| [Previous Story] [Next Story]
Henkel: Earnings, Restructuring, And Sale
WILLIAM STORCK
There was a lot going on at Henkel last week. The German consumer products and chemical company announced its earnings for the first nine months, said it would get rid of more employees, and confirmed that the sale of its Cognis chemical business would go through.
Net earnings for the first three quarters totaled nearly $322 million, an increase of 1.7% over the same period last year, but pretax profits fell 3.6% to $598 million. Sales rose 6.1% to $8.81 billion, despite, in Henkel's words, "a difficult market environment."
Henkel has instituted a restructuring program that will close or partially shut down some production sites. It also will close or redevelop unprofitable businesses. As part of the program, Henkel will reduce its 60,400-person workforce by 2,500 to 3,000. It has also earmarked about $260 million for restructuring measures in the next two years.

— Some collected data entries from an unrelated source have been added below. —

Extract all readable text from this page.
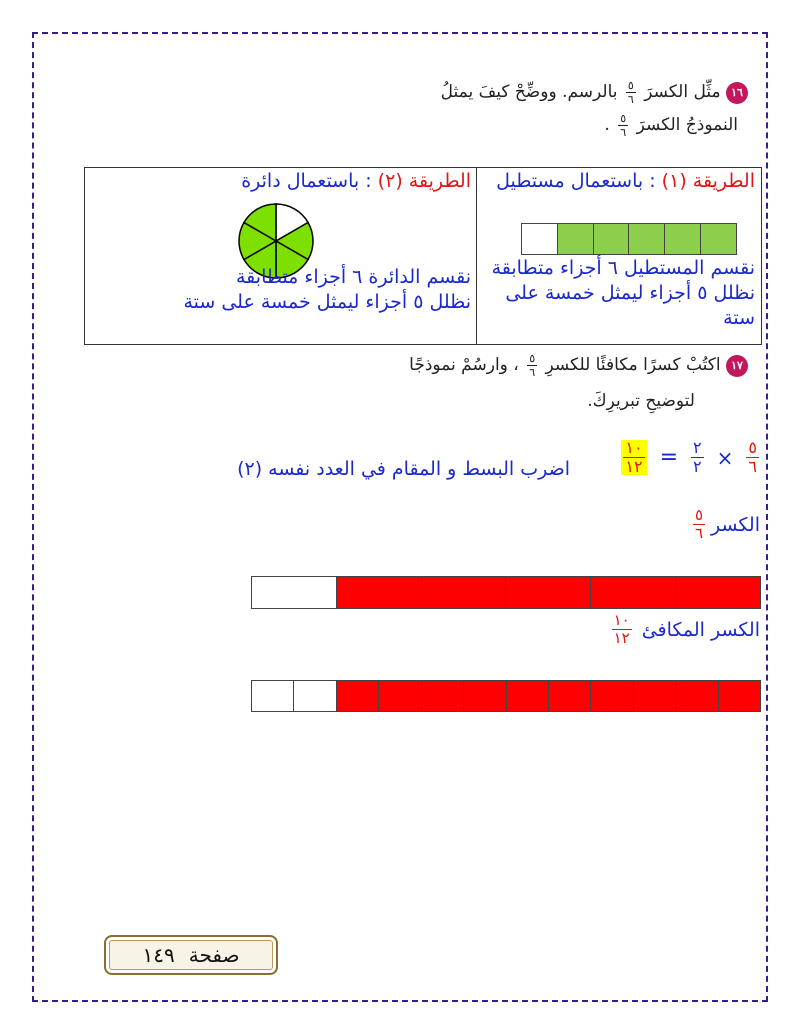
١٦ مثِّل الكسرَ
$\frac{٥}{٦}$
بالرسم. ووضِّحْ كيفَ يمثلُ
النموذجُ الكسرَ
$\frac{٥}{٦}$
.
الطريقة (١) : باستعمال مستطيل
نقسم المستطيل ٦ أجزاء متطابقة نظلل ٥ أجزاء ليمثل خمسة على ستة
الطريقة (٢) : باستعمال دائرة
نقسم الدائرة ٦ أجزاء متطابقة
نظلل ٥ أجزاء ليمثل خمسة على ستة
١٧ اكتُبْ كسرًا مكافئًا للكسرِ
$\frac{٥}{٦}$
، وارسُمْ نموذجًا
لتوضيحِ تبريرِكَ.
$\frac{١٠}{١٢} = \frac{٢}{٢} \times \frac{٥}{٦}$
اضرب البسط و المقام في العدد نفسه (٢)
الكسر
$\frac{٥}{٦}$
الكسر المكافئ
$\frac{١٠}{١٢}$
صفحة
١٤٩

And Cognis will be sold. When the deal to sell the chemical unit to an investment group was signed the day after the terrorist attacks in the U.S. (C&EN, Sept. 17, page 13), Henkel granted the investors a withdrawal right up to Nov. 11 because of possible turmoil in world financial markets.
Henkel says the investors are not exercising the option, and the deal should close on Nov. 30. However, the price was lowered to about $2.2 billion from about $2.3 billion.